Cell And Gene Therapy Global Regulatory Report: 2024

The ISCT H1 2024 Global Regulatory Report offers a comprehensive analysis of the evolving cell and gene therapy (CGT) landscape, covering pipeline development, regulatory updates, and approval trends. With contributions from Citeline and ISCT’s Global Regulatory Task Force, the report examines the global CGT pipeline, including non-genetically modified cell, genetically modified cell, and gene therapies.

In H1 2024, non-genetically modified cell therapies continue to dominate with 68% of approved products. However, genetically modified cell therapies show robust growth, with 1,008 therapies in development, surpassing the 902 non-genetically modified and 938 gene therapy projects. The majority of therapies remain in preclinical development, particularly gene therapies with 720 projects at this stage.

Significant regulatory events and updates are highlighted, such as the US FDA’s draft guidance on potency assurance for CGT products and the EMA’s reflection paper on using Real-World Data in non-interventional studies. Noteworthy global approvals include gene-editing therapies for sickle cell anemia and the first allogeneic T-cell immunotherapy in Europe.
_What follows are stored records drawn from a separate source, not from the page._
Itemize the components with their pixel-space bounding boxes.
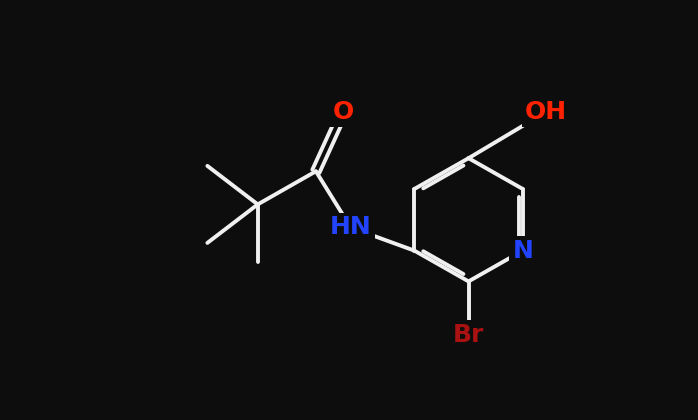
Text: HN: HN	[330, 215, 371, 239]
Text: Br: Br	[453, 323, 484, 347]
Text: OH: OH	[525, 100, 567, 124]
Text: O: O	[332, 100, 354, 124]
Text: N: N	[512, 239, 533, 262]
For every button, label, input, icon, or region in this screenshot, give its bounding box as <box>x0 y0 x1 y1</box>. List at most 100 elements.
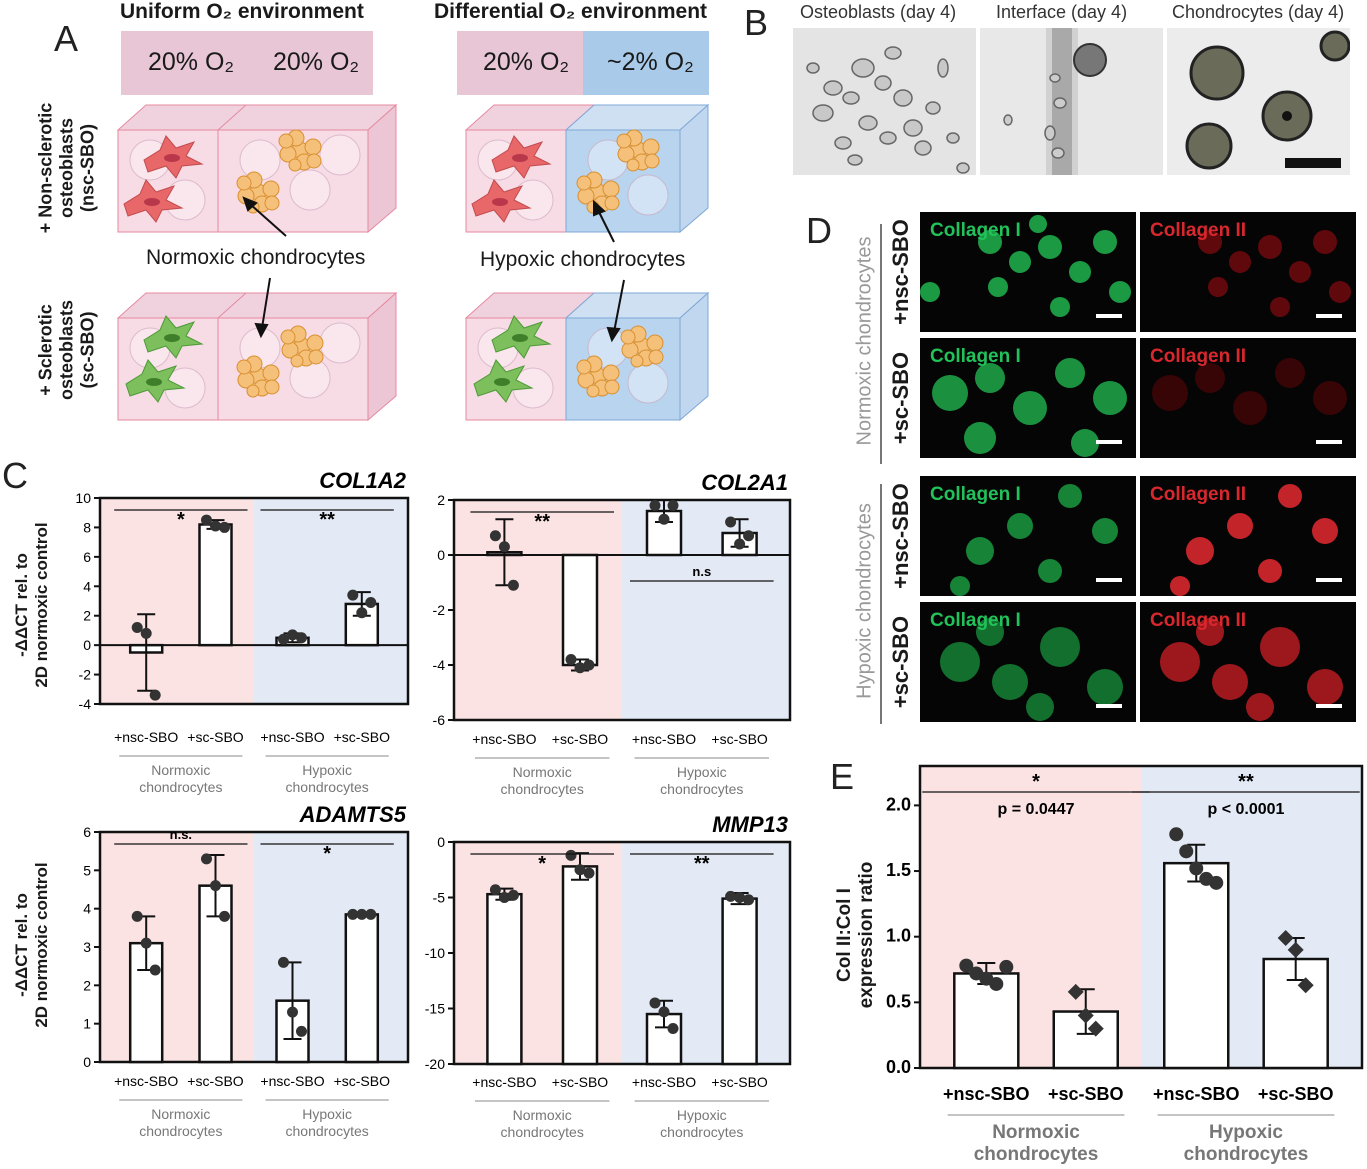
data-point <box>498 541 510 553</box>
data-point <box>140 937 152 949</box>
category-label: +nsc-SBO <box>260 1073 324 1089</box>
y-tick-label: 3 <box>83 939 91 955</box>
uniform-o2-left: 20% O₂ <box>148 48 235 76</box>
group-label: Normoxic <box>513 764 572 780</box>
hypoxic-bg <box>254 498 408 704</box>
category-label: +nsc-SBO <box>1153 1084 1240 1104</box>
category-label: +sc-SBO <box>187 1073 244 1089</box>
data-point <box>565 654 577 665</box>
data-point <box>658 513 670 525</box>
group-label: Hypoxic <box>1209 1122 1283 1143</box>
data-point <box>725 516 737 528</box>
y-tick-label: -15 <box>425 1001 445 1017</box>
data-point <box>1077 1007 1094 1024</box>
panel-label-e: E <box>830 756 855 797</box>
data-point <box>734 892 746 903</box>
fluor-nsc-normoxic-col2: Collagen II <box>1140 212 1356 332</box>
data-point <box>1287 941 1304 958</box>
fluor-nsc-normoxic-col1: Collagen I <box>920 212 1136 332</box>
data-point <box>347 908 359 920</box>
data-point <box>131 910 143 922</box>
c-ylabel-line2: 2D normoxic control <box>32 522 51 688</box>
p-value-label: p < 0.0001 <box>1207 801 1284 818</box>
b-title-chondrocytes: Chondrocytes (day 4) <box>1172 2 1345 22</box>
row1-line1: + Non-sclerotic <box>35 102 56 234</box>
data-point <box>1189 861 1204 876</box>
data-point <box>365 908 377 920</box>
data-point <box>201 853 212 865</box>
d-row3: +nsc-SBO <box>884 476 918 596</box>
bar <box>198 523 233 647</box>
uniform-title: Uniform O₂ environment <box>120 0 364 23</box>
data-point <box>667 1022 679 1034</box>
d-row2-label: +sc-SBO <box>888 351 913 445</box>
category-label: +sc-SBO <box>711 731 768 747</box>
y-tick-label: 6 <box>83 824 91 840</box>
y-tick-label: -2 <box>79 667 92 683</box>
data-point <box>583 867 595 879</box>
c-ylabel-line2: 2D normoxic control <box>32 862 51 1028</box>
group-label: Hypoxic <box>677 764 727 780</box>
y-tick-label: 1.0 <box>886 926 911 946</box>
cube-uniform-nsc <box>116 103 398 234</box>
data-point <box>667 500 679 511</box>
culture-diagram <box>116 103 710 422</box>
uniform-o2-right: 20% O₂ <box>273 48 360 76</box>
category-label: +sc-SBO <box>1048 1084 1124 1104</box>
data-point <box>210 880 221 892</box>
bar <box>721 897 758 1066</box>
chart-mmp13: -20 -15 -10 -5 0 +nsc-SBO +sc-SBO +nsc-SBO +sc-S… <box>425 812 792 1140</box>
normoxic-chondrocytes-label: Normoxic chondrocytes <box>144 246 368 270</box>
significance-label: ** <box>1238 771 1254 793</box>
y-tick-label: 0.0 <box>886 1057 911 1077</box>
micrograph-chondrocytes <box>1167 28 1350 175</box>
micrograph-osteoblasts <box>793 28 976 175</box>
y-tick-label: 5 <box>83 862 91 878</box>
group-label: Normoxic <box>151 1106 210 1122</box>
col2-label: Collagen II <box>1150 484 1247 505</box>
y-tick-label: -4 <box>433 657 446 673</box>
y-tick-label: 4 <box>83 578 91 594</box>
data-point <box>1209 875 1224 890</box>
significance-label: * <box>177 509 185 531</box>
y-tick-label: 1 <box>83 1016 91 1032</box>
data-point <box>583 659 595 671</box>
data-point <box>999 959 1014 974</box>
d-row4: +sc-SBO <box>884 602 918 722</box>
data-point <box>131 621 143 633</box>
c-ylabel-bottom: -ΔΔCT rel. to 2D normoxic control <box>12 845 51 1045</box>
data-point <box>498 892 510 903</box>
b-title-interface: Interface (day 4) <box>996 2 1128 22</box>
data-point <box>959 958 974 973</box>
data-point <box>356 607 368 619</box>
data-point <box>210 520 221 532</box>
panel-label-b: B <box>744 2 769 43</box>
y-tick-label: -2 <box>433 602 446 618</box>
c-ylabel-top: -ΔΔCT rel. to 2D normoxic control <box>12 505 51 705</box>
data-point <box>649 997 661 1009</box>
significance-label: * <box>538 853 546 875</box>
group-label: chondrocytes <box>660 781 743 797</box>
data-point <box>574 864 586 876</box>
d-row1: +nsc-SBO <box>884 212 918 332</box>
y-tick-label: 0 <box>437 547 445 563</box>
fluor-sc-hypoxic-col2: Collagen II <box>1140 602 1356 722</box>
group-label: Normoxic <box>992 1122 1080 1143</box>
group-label: Hypoxic <box>677 1107 727 1123</box>
data-point <box>507 579 519 591</box>
data-point <box>219 910 230 922</box>
fluor-sc-normoxic-col1: Collagen I <box>920 338 1136 458</box>
category-label: +nsc-SBO <box>632 1074 696 1090</box>
c-ylabel-line1: -ΔΔCT rel. to <box>12 893 31 997</box>
d-group-hypoxic: Hypoxic chondrocytes <box>848 478 882 724</box>
data-point <box>658 1006 670 1018</box>
row1-line2: osteoblasts <box>56 117 77 219</box>
y-tick-label: -5 <box>433 890 446 906</box>
e-ylabel-line1: Col II:Col I <box>834 888 855 982</box>
category-label: +sc-SBO <box>552 1074 609 1090</box>
col1-label: Collagen I <box>930 484 1021 505</box>
significance-label: n.s. <box>170 827 192 842</box>
col1-label: Collagen I <box>930 610 1021 631</box>
group-label: chondrocytes <box>139 1123 222 1139</box>
row2-line2: osteoblasts <box>56 299 77 401</box>
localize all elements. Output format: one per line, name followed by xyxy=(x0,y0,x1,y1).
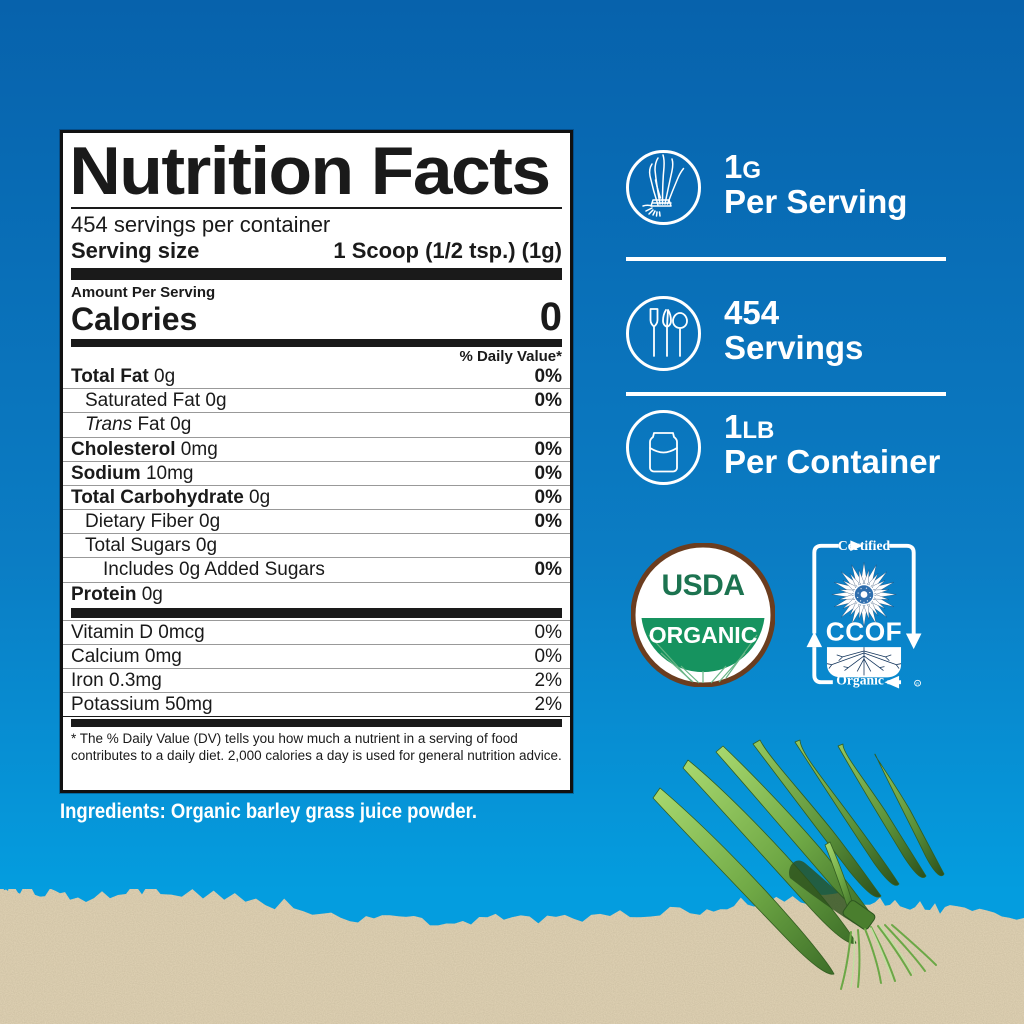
svg-text:USDA: USDA xyxy=(661,569,744,602)
svg-text:Certified: Certified xyxy=(838,538,891,553)
svg-text:R: R xyxy=(916,682,919,686)
svg-text:CCOF: CCOF xyxy=(826,616,902,646)
svg-text:ORGANIC: ORGANIC xyxy=(649,622,758,648)
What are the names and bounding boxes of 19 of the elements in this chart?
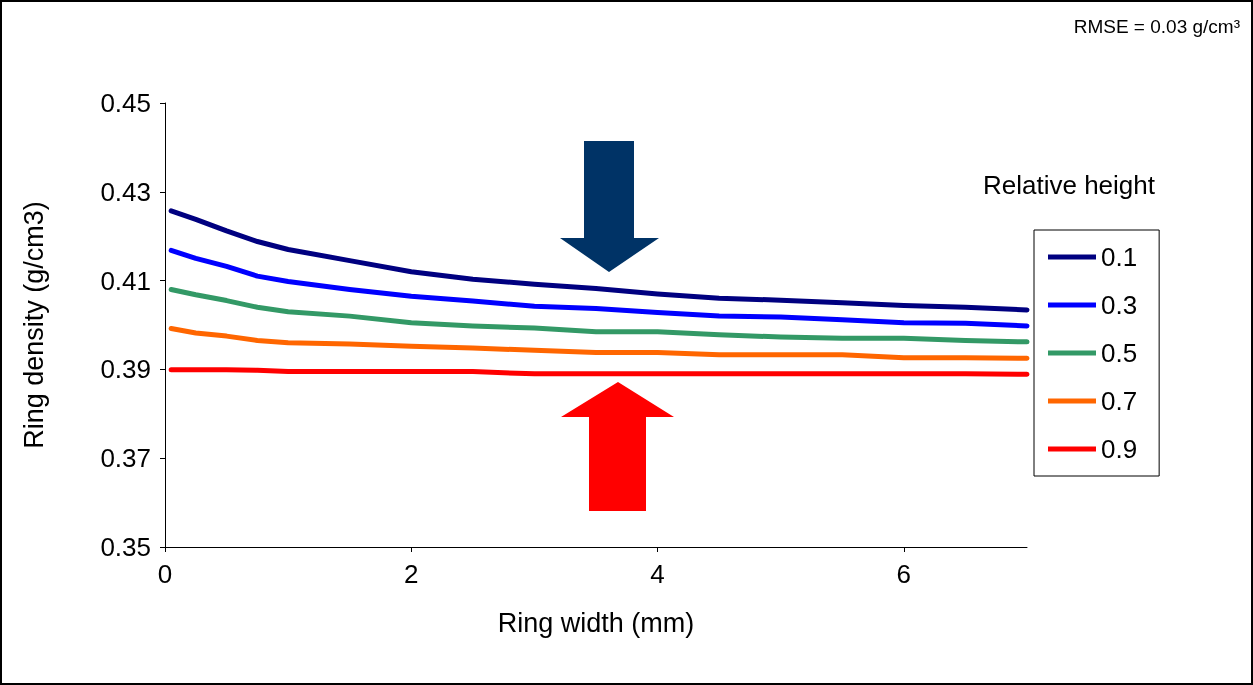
x-tick-label: 2: [404, 559, 419, 589]
y-tick-label: 0.43: [100, 176, 151, 207]
text: RMSE = 0.03 g/cm³: [1073, 16, 1241, 37]
y-tick-label: 0.37: [100, 443, 151, 474]
y-tick-label: 0.45: [100, 88, 151, 118]
legend-label: 0.9: [1101, 434, 1138, 464]
y-tick-label: 0.35: [100, 532, 151, 562]
y-axis-title: Ring density (g/cm3): [18, 201, 49, 449]
legend-title: Relative height: [983, 170, 1156, 200]
x-axis-title: Ring width (mm): [497, 607, 695, 638]
legend-label: 0.7: [1101, 386, 1138, 416]
legend-label: 0.1: [1101, 242, 1138, 272]
x-tick-label: 0: [157, 559, 173, 589]
x-tick-label: 4: [650, 559, 665, 589]
y-tick-label: 0.39: [100, 354, 151, 385]
y-tick-label: 0.41: [100, 265, 151, 296]
legend-label: 0.3: [1101, 290, 1138, 320]
legend-label: 0.5: [1101, 338, 1138, 368]
x-tick-label: 6: [896, 559, 912, 589]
This presentation also emphasizes the regulatory environment’s adaptation to rapid CGT advancements, with ISCT playing a key role in consulting on draft guidelines and providing expert insights. These efforts are designed to address challenges in the CGT sector, ensuring safe, effective therapies reach patients efficiently. ISCT’s report serves as an essential resource for stakeholders navigating the CGT regulatory landscape in 2024 and beyond.